Software vulnerabilities are more likely to be discussed on social media before they’re revealed on a government reporting site, a practice that could pose a national security threat, according to computer scientists at the US Department of Energy’s Pacific Northwest National Laboratory.
At the same time, those vulnerabilities present a cybersecurity opportunity for governments to more closely monitor social media discussions about software gaps, the researchers assert. Their findings were published recently in the journal PLOS One.
“Some of these software vulnerabilities have been targeted and exploited by adversaries of the United States. We wanted to see how discussions around these vulnerabilities evolved,” said lead author Svitlana Volkova, senior research scientist in the Data Sciences and Analytics Group at PNNL. “Social cybersecurity is a huge threat. Being able to measure how different types of vulnerabilities spread across platforms is really needed.”

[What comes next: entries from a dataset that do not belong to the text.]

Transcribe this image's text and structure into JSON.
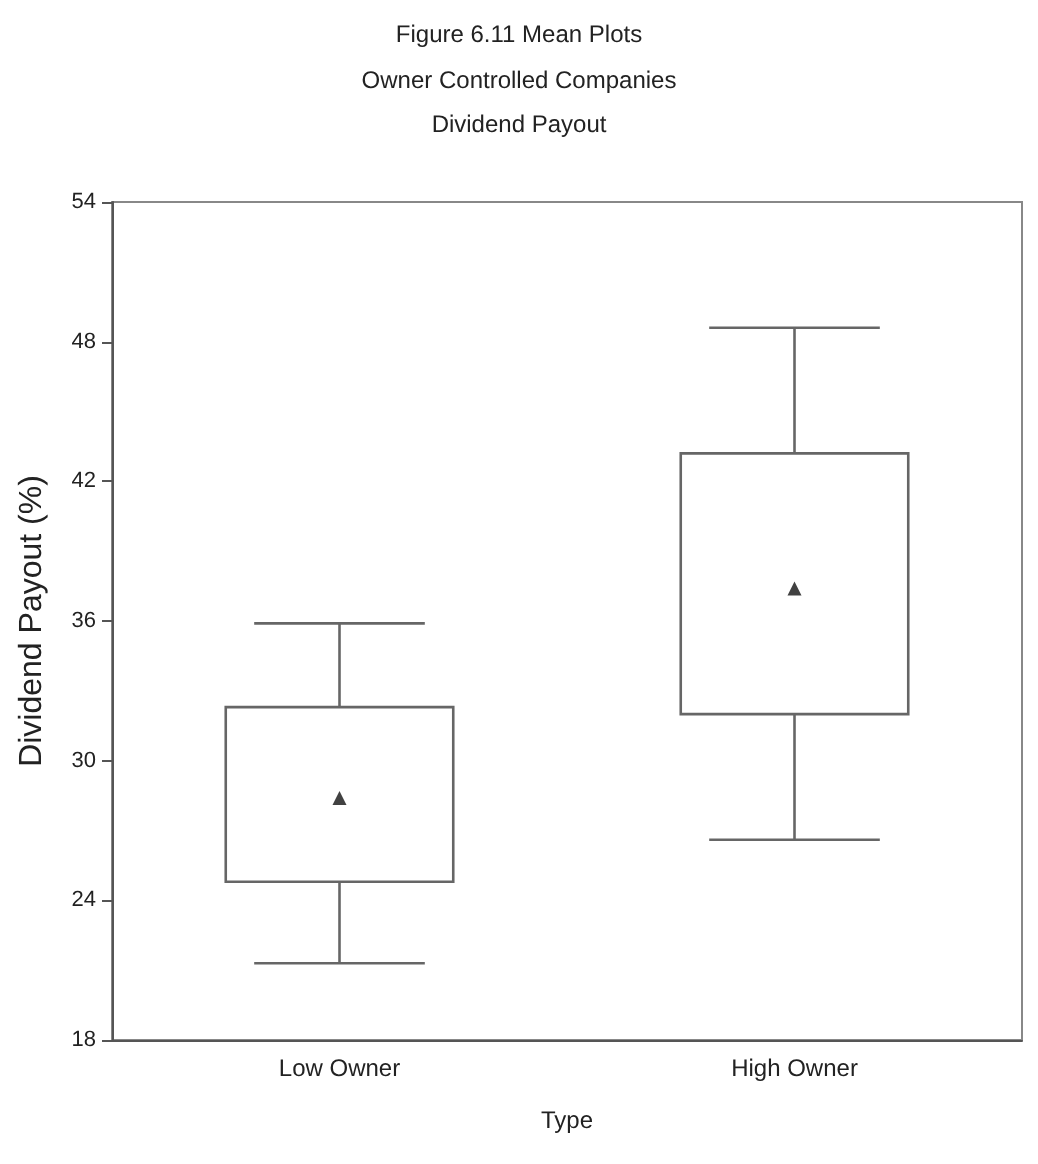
{
  "chart_data": {
    "type": "box",
    "title": "Figure 6.11 Mean Plots",
    "subtitle": "Owner Controlled Companies\nDividend Payout",
    "xlabel": "Type",
    "ylabel": "Dividend Payout (%)",
    "categories": [
      "Low Owner",
      "High Owner"
    ],
    "boxes": [
      {
        "low": 21.3,
        "q1": 24.8,
        "q3": 32.3,
        "high": 35.9,
        "mean": 28.4
      },
      {
        "low": 26.6,
        "q1": 32.0,
        "q3": 43.2,
        "high": 48.6,
        "mean": 37.4
      }
    ],
    "color": "#666666",
    "marker": "triangle",
    "ylim": [
      18,
      54
    ],
    "yticks": [
      18,
      24,
      30,
      36,
      42,
      48,
      54
    ],
    "grid": false
  }
}
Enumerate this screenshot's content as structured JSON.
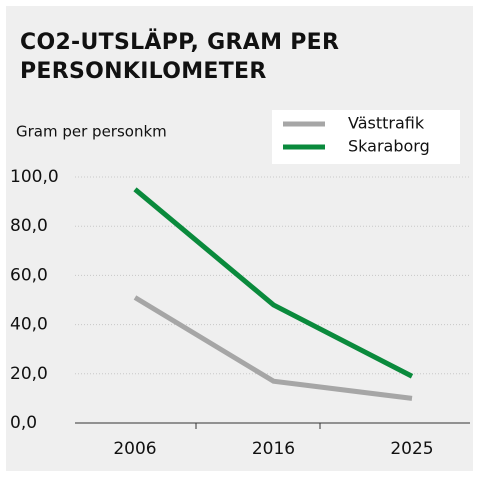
{
  "chart_data": {
    "type": "line",
    "title": "CO2-UTSLÄPP, GRAM PER PERSONKILOMETER",
    "y_label": "Gram per personkm",
    "categories": [
      "2006",
      "2016",
      "2025"
    ],
    "series": [
      {
        "name": "Västtrafik",
        "color": "#a6a6a6",
        "values": [
          51,
          17,
          10
        ]
      },
      {
        "name": "Skaraborg",
        "color": "#0a8a3c",
        "values": [
          95,
          48,
          19
        ]
      }
    ],
    "ylim": [
      0,
      100
    ],
    "yticks": [
      {
        "value": 0,
        "label": "0,0"
      },
      {
        "value": 20,
        "label": "20,0"
      },
      {
        "value": 40,
        "label": "40,0"
      },
      {
        "value": 60,
        "label": "60,0"
      },
      {
        "value": 80,
        "label": "80,0"
      },
      {
        "value": 100,
        "label": "100,0"
      }
    ],
    "grid": true,
    "legend": "top-right"
  }
}
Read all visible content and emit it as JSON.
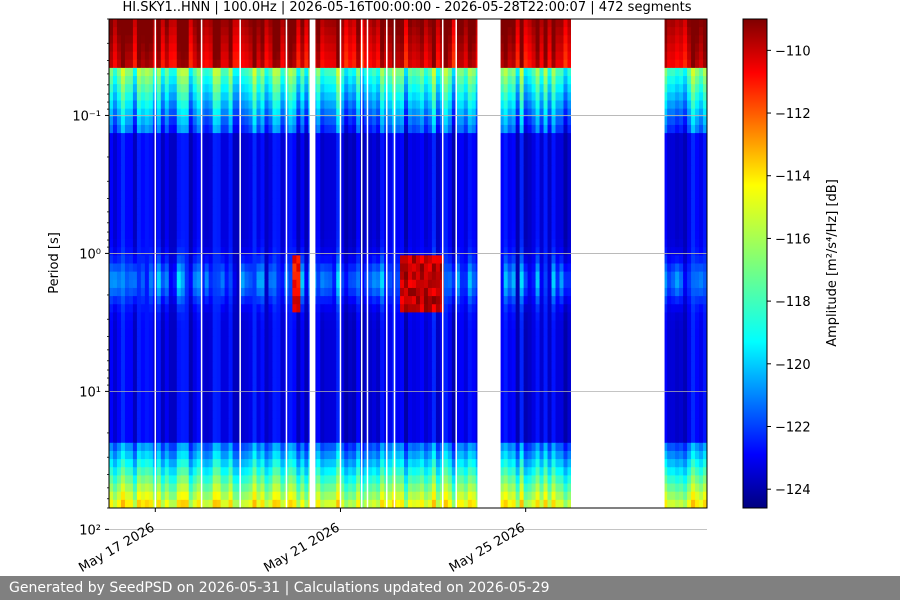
{
  "chart_data": {
    "type": "heatmap",
    "title": "HI.SKY1..HNN | 100.0Hz | 2026-05-16T00:00:00 - 2026-05-28T22:00:07 | 472 segments",
    "ylabel": "Period [s]",
    "y_scale": "log",
    "y_inverted": true,
    "ylim": [
      0.02,
      70
    ],
    "y_ticks": [
      {
        "value": 0.1,
        "label": "10⁻¹"
      },
      {
        "value": 1,
        "label": "10⁰"
      },
      {
        "value": 10,
        "label": "10¹"
      },
      {
        "value": 100,
        "label": "10²"
      }
    ],
    "xlim": [
      "2026-05-16T00:00:00",
      "2026-05-28T22:00:07"
    ],
    "x_ticks": [
      {
        "value": "2026-05-17",
        "label": "May 17 2026"
      },
      {
        "value": "2026-05-21",
        "label": "May 21 2026"
      },
      {
        "value": "2026-05-25",
        "label": "May 25 2026"
      }
    ],
    "grid": true,
    "colormap": "jet",
    "colorbar": {
      "label": "Amplitude [m²/s⁴/Hz] [dB]",
      "range": [
        -124.6,
        -109
      ],
      "ticks": [
        -110,
        -112,
        -114,
        -116,
        -118,
        -120,
        -122,
        -124
      ]
    },
    "data_gaps": [
      [
        "2026-05-20T08:00",
        "2026-05-20T11:00"
      ],
      [
        "2026-05-23T23:00",
        "2026-05-24T11:00"
      ],
      [
        "2026-05-25T23:30",
        "2026-05-28T00:00"
      ]
    ],
    "segment_boundaries": [
      "2026-05-17T00:00",
      "2026-05-18T00:00",
      "2026-05-18T20:00",
      "2026-05-19T20:00",
      "2026-05-21T00:00",
      "2026-05-21T11:00",
      "2026-05-21T14:00",
      "2026-05-22T00:00",
      "2026-05-22T04:00",
      "2026-05-23T05:00",
      "2026-05-23T12:00"
    ],
    "features": [
      {
        "description_period_s": [
          1,
          2.5
        ],
        "time": [
          "2026-05-22T06:00",
          "2026-05-23T05:00"
        ],
        "level_db": -110
      },
      {
        "description_period_s": [
          1,
          2.5
        ],
        "time": [
          "2026-05-19T23:00",
          "2026-05-20T04:00"
        ],
        "level_db": -111
      }
    ],
    "levels": {
      "short_period_band_db": -117,
      "mid_period_band_db": -123,
      "long_period_band_db": -112
    }
  },
  "footer": {
    "text": "Generated by SeedPSD on 2026-05-31 | Calculations updated on 2026-05-29"
  }
}
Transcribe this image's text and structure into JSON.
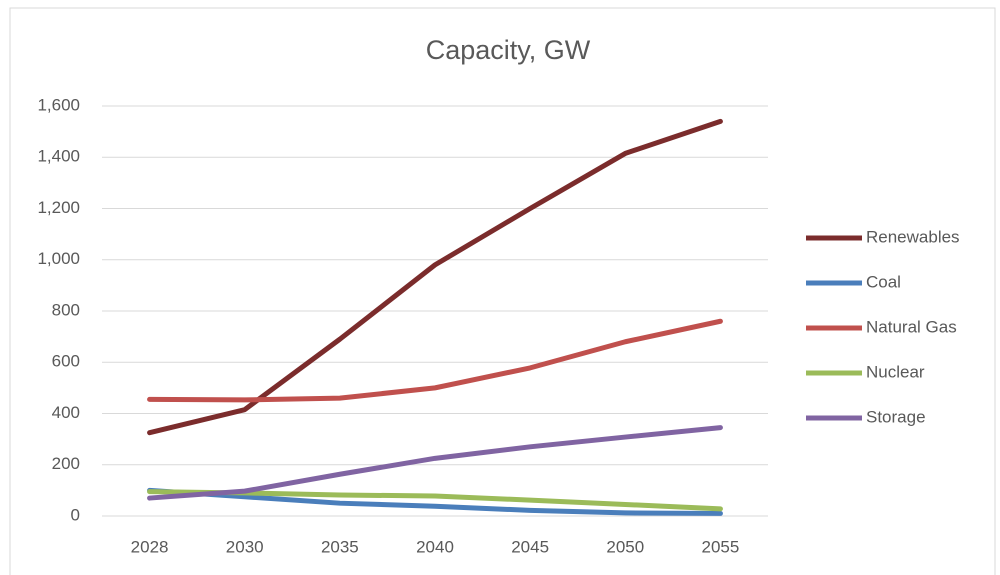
{
  "chart_data": {
    "type": "line",
    "title": "Capacity, GW",
    "categories": [
      "2028",
      "2030",
      "2035",
      "2040",
      "2045",
      "2050",
      "2055"
    ],
    "series": [
      {
        "name": "Renewables",
        "color": "#7b2c2c",
        "values": [
          325,
          415,
          690,
          980,
          1200,
          1415,
          1540
        ]
      },
      {
        "name": "Coal",
        "color": "#4a7ebb",
        "values": [
          100,
          75,
          50,
          38,
          22,
          12,
          10
        ]
      },
      {
        "name": "Natural Gas",
        "color": "#c0504d",
        "values": [
          455,
          453,
          460,
          500,
          578,
          680,
          760
        ]
      },
      {
        "name": "Nuclear",
        "color": "#9bbb59",
        "values": [
          95,
          90,
          82,
          78,
          62,
          45,
          28
        ]
      },
      {
        "name": "Storage",
        "color": "#8064a2",
        "values": [
          70,
          97,
          163,
          225,
          270,
          308,
          345
        ]
      }
    ],
    "ylim": [
      0,
      1600
    ],
    "yticks": [
      0,
      200,
      400,
      600,
      800,
      {
        "value": 1000,
        "label": "1,000"
      },
      {
        "value": 1200,
        "label": "1,200"
      },
      {
        "value": 1400,
        "label": "1,400"
      },
      {
        "value": 1600,
        "label": "1,600"
      }
    ],
    "grid": true,
    "legend": "right"
  }
}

Social media – especially GitHub – leads the way
Their research showed that a quarter of social media discussions about software vulnerabilities from 2015 through 2017 appeared on social media sites before landing in the National Vulnerability Database, the official U.S. repository for such information. Further, for this segment of vulnerabilities, it took an average of nearly 90 days for the gap discussed on social media to show up in the national database.
The research focused on three social platforms–GitHub, Twitter and Reddit–and evaluated how discussions about software vulnerabilities spread on each of them. The analysis showed that GitHub, a popular networking and development site for programmers, was by far the most likely of the three sites to be the starting point for discussion about software vulnerabilities.
It makes sense that GitHub would be the launching point for discussions about software vulnerabilities, the researchers wrote, because GitHub is a platform geared towards software development. The researchers found that for nearly 47 percent of the vulnerabilities, the discussions started on GitHub before moving to Twitter and Reddit. For about 16 percent of the vulnerabilities, these discussions started on GitHub even before they are published to official sites.
Codebase vulnerabilities are common
The research points at the scope of the issue, noting that nearly all commercial software codebases contain open-source sharing and that nearly 80 percent of codebases include at least one vulnerability. Further, each commercial software codebase contains an average of 64 vulnerabilities. The National Vulnerability Database, which curates and publicly releases vulnerabilities known as Common Vulnerabilities and Exposures “is drastically growing,” the study says, “and includes more than 100,000 known vulnerabilities to date.”
In their paper, the researchers discuss which U.S. adversaries might take note of such vulnerabilities. They mention Russia, China and others and noted that there are differences in usage of the three platforms within those countries when exploiting software vulnerabilities.
According to the study, cyberattacks in 2017 later linked to Russia involved more than 200,000 victims, affected more than 300,000 computers, and caused about $4 billion in damages.
“These attacks happened because there were known vulnerabilities present in modern software,” the study says, “and some Advanced Persistent Threat groups effectively exploited them to execute a cyberattack.”
Bots or human: Both pose a threat
The researchers also distinguished between social media traffic generated by humans and automated messages from bots. A social media message crafted by an actual person and not generated by a machine will likely be more effective at raising awareness of a software vulnerability, the researchers found, emphasizing that it was important to differentiate the two.
“We categorized users as likely bots or humans, by using the Botometer tool,” the study says, “which uses a wide variety of user-based, friend, social network, temporal, and content-based features to perform bot vs. human classification.”
The tool is especially useful in separating bots from human discussions on Twitter, a platform that the researchers noted can be helpful for accounts seeking to spread an agenda. Also regarding Twitter, the researchers found a subset of its users–for example FireEye, The Best Linux Blog In the Unixverse, The Hacker News and individual accounts belonging to cybersecurity experts–focused on news about software vulnerabilities.
Ultimately, awareness of social media’s ability to spread information about software vulnerabilities provides a heads-up for institutions, the study says.
“Social media signals preceding official sources could potentially allow institutions to anticipate and prioritize which vulnerabilities to address first,” it says. “Furthermore, quantification of the awareness of vulnerabilities and patches spreading in online social environments can provide an additional signal for institutions to utilize in their open source risk-reward decision making.”
Other PNNL authors of the research, which was funded by the Defense Advanced Research Projects Agency SocialSim program, included Prasha Shrestha, Arun Sathanur, Suraj Maharjan, Emily Saldanha and Dustin Arendt.